Well into her third trimester of pregnancy, Christina DePino had had enough. The first-time mommy-to-be took to Facebook in a complaint about terrible itching throughout her pregnancy — a complaint she says may have saved her daughter’s life.
“What had started as an all-over itch started to become more pronounced on the palms of my hands and the soles of my feet,” DePino told TODAY. “It got to the point that I could no longer sleep at night … my arms and legs were bleeding from all the scratching.”
After ranting about the discomfort on Facebook, several of DePino’s friends cautioned that she may have cholestasis — a hormonal condition that affects the mother’s gallbladder and can cause babies to die in utero when left undetected.
[Thirty-five] weeks pregnant, DePino googled “cholestasis of pregnancy,” and after learning that it could cause her baby to be stillborn, she contacted her doctor and moved forward with the diagnostic testing that would diagnose the condition.
She was officially diagnosed with intrahepatic cholestasis of pregnancy and gave birth at 37 weeks after doctors recommended labor be induced to lower the risks of health complications to her daughter.
“As soon as I was holding my beautiful baby girl in my arms, all I could think was, ‘What if?’ ” DePino said. “What if I had not complained on Facebook? What if no one had told me? All I could think was that I had to let other women know. I didn’t want any of them to wonder what had happened to their perfectly healthy baby.”
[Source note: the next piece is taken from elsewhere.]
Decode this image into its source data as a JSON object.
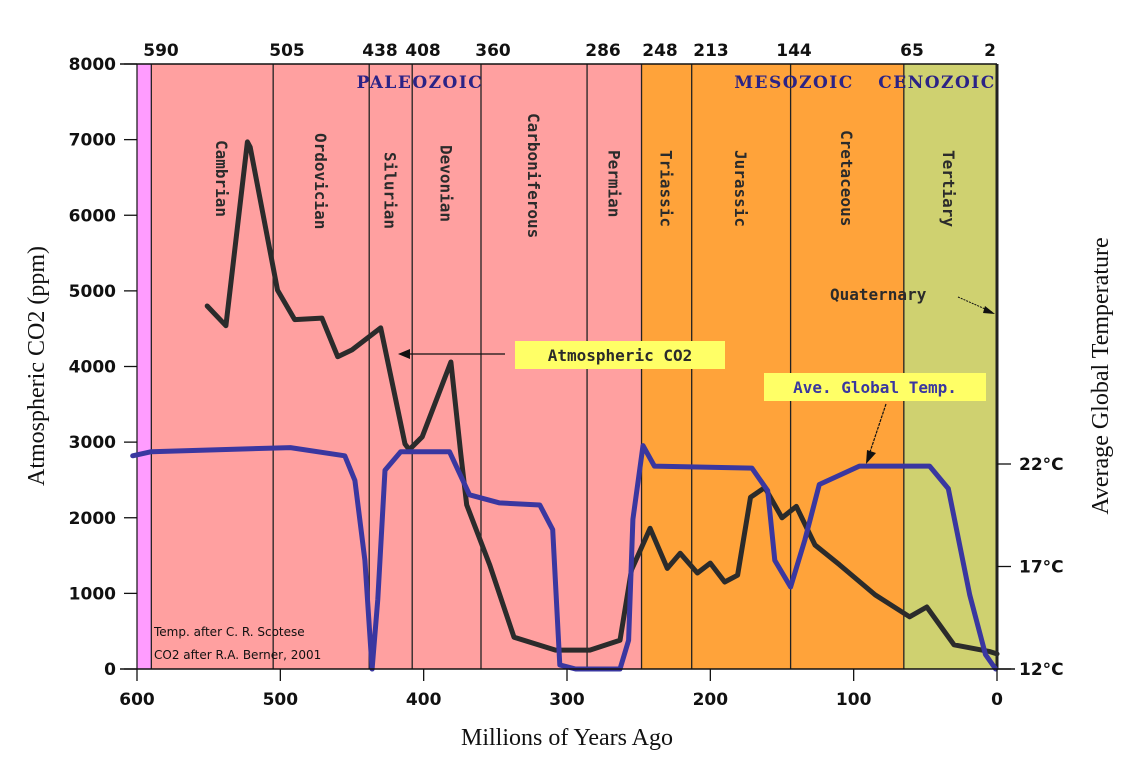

She made it her mission to inform other mothers about the signs and symptoms of ICP by turning to the place where it all started: Facebook.
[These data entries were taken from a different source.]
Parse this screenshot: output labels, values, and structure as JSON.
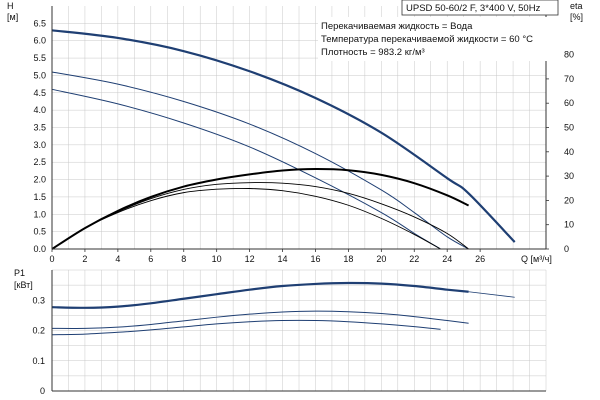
{
  "title_box": "UPSD 50-60/2 F, 3*400 V, 50Hz",
  "info_lines": [
    "Перекачиваемая жидкость = Вода",
    "Температура перекачиваемой жидкости = 60 °C",
    "Плотность = 983.2 кг/м³"
  ],
  "colors": {
    "pump_curve": "#1f3f73",
    "efficiency_curve": "#000000",
    "grid": "#c8c8c8",
    "axis": "#333333"
  },
  "chart_data": [
    {
      "type": "line",
      "title": "UPSD 50-60/2 F, 3*400 V, 50Hz",
      "xlabel": "Q [м³/ч]",
      "ylabel": "H [м]",
      "ylabel_right": "eta [%]",
      "xlim": [
        0,
        30
      ],
      "ylim": [
        0,
        7
      ],
      "ylim_right": [
        0,
        100
      ],
      "grid": true,
      "x_ticks": [
        "0",
        "2",
        "4",
        "6",
        "8",
        "10",
        "12",
        "14",
        "16",
        "18",
        "20",
        "22",
        "24",
        "26"
      ],
      "y_ticks": [
        "0.0",
        "0.5",
        "1.0",
        "1.5",
        "2.0",
        "2.5",
        "3.0",
        "3.5",
        "4.0",
        "4.5",
        "5.0",
        "5.5",
        "6.0",
        "6.5"
      ],
      "y_ticks_right": [
        "0",
        "10",
        "20",
        "30",
        "40",
        "50",
        "60",
        "70",
        "80"
      ],
      "y_ticks_right_values": [
        0,
        10,
        20,
        30,
        40,
        50,
        60,
        70,
        80
      ],
      "y_axis_title_lines": [
        "H",
        "[м]"
      ],
      "y_axis_right_title_lines": [
        "eta",
        "[%]"
      ],
      "series": [
        {
          "axis": "left",
          "style": "pump-bold",
          "x": [
            0,
            4,
            8,
            12,
            16,
            20,
            24,
            25.3,
            28.1
          ],
          "y": [
            6.3,
            6.08,
            5.7,
            5.12,
            4.35,
            3.35,
            2.04,
            1.6,
            0.2
          ]
        },
        {
          "axis": "left",
          "style": "pump",
          "x": [
            0,
            4,
            8,
            12,
            16,
            20,
            22,
            24,
            25.3
          ],
          "y": [
            5.1,
            4.75,
            4.25,
            3.6,
            2.75,
            1.7,
            1.05,
            0.35,
            0
          ]
        },
        {
          "axis": "left",
          "style": "pump",
          "x": [
            0,
            4,
            8,
            12,
            16,
            20,
            22,
            23.6
          ],
          "y": [
            4.6,
            4.18,
            3.63,
            2.94,
            2.05,
            1.05,
            0.45,
            0
          ]
        },
        {
          "axis": "right",
          "style": "eff-bold",
          "x": [
            0,
            2,
            4,
            6,
            8,
            10,
            12,
            14,
            16,
            18,
            20,
            22,
            24,
            25.3
          ],
          "y": [
            0,
            8.6,
            15.7,
            21.4,
            25.7,
            28.6,
            30.7,
            32.3,
            32.9,
            32.4,
            30.5,
            27.1,
            22.1,
            17.9
          ]
        },
        {
          "axis": "right",
          "style": "eff",
          "x": [
            0,
            2,
            4,
            6,
            8,
            10,
            12,
            14,
            16,
            18,
            20,
            22,
            24,
            25.3
          ],
          "y": [
            0,
            8.6,
            15.3,
            20.7,
            24.5,
            26.6,
            27.3,
            27.1,
            25.7,
            22.9,
            18.6,
            13.2,
            6.4,
            0
          ]
        },
        {
          "axis": "right",
          "style": "eff",
          "x": [
            0,
            2,
            4,
            6,
            8,
            10,
            12,
            14,
            16,
            18,
            20,
            22,
            23.6
          ],
          "y": [
            0,
            8.6,
            15.0,
            19.9,
            23.2,
            24.6,
            24.9,
            24.0,
            21.7,
            18.0,
            12.6,
            6.0,
            0
          ]
        }
      ]
    },
    {
      "type": "line",
      "ylabel": "P1 [кВт]",
      "xlim": [
        0,
        30
      ],
      "ylim": [
        0,
        0.4
      ],
      "grid": true,
      "y_ticks": [
        "0",
        "0.1",
        "0.2",
        "0.3"
      ],
      "y_axis_title_lines": [
        "P1",
        "[кВт]"
      ],
      "series": [
        {
          "style": "pump-bold",
          "x": [
            0,
            2,
            4,
            6,
            8,
            10,
            12,
            14,
            16,
            18,
            20,
            22,
            24,
            25.3
          ],
          "y": [
            0.277,
            0.275,
            0.279,
            0.29,
            0.305,
            0.32,
            0.335,
            0.347,
            0.354,
            0.357,
            0.355,
            0.347,
            0.335,
            0.328
          ]
        },
        {
          "style": "pump-thin",
          "x": [
            25.3,
            28.1
          ],
          "y": [
            0.328,
            0.31
          ]
        },
        {
          "style": "pump",
          "x": [
            0,
            2,
            4,
            6,
            8,
            10,
            12,
            14,
            16,
            18,
            20,
            22,
            24,
            25.3
          ],
          "y": [
            0.207,
            0.207,
            0.211,
            0.22,
            0.232,
            0.244,
            0.254,
            0.261,
            0.264,
            0.262,
            0.256,
            0.246,
            0.233,
            0.224
          ]
        },
        {
          "style": "pump",
          "x": [
            0,
            2,
            4,
            6,
            8,
            10,
            12,
            14,
            16,
            18,
            20,
            22,
            23.6
          ],
          "y": [
            0.186,
            0.188,
            0.194,
            0.202,
            0.212,
            0.222,
            0.229,
            0.233,
            0.233,
            0.229,
            0.222,
            0.213,
            0.204
          ]
        }
      ]
    }
  ]
}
In a post that has now been shared over 57,000 times, DePino urges expectant mothers to be their own advocate and contact their doctor if they think they might be suffering from ICP.
“I would like to urge pregnant women who are suffering from severe itching to be their own advocate,” said DePino. “Know the signs and symptoms and then contact your doctor. Don’t ignore the itch, a simple blood test could save your baby’s life.”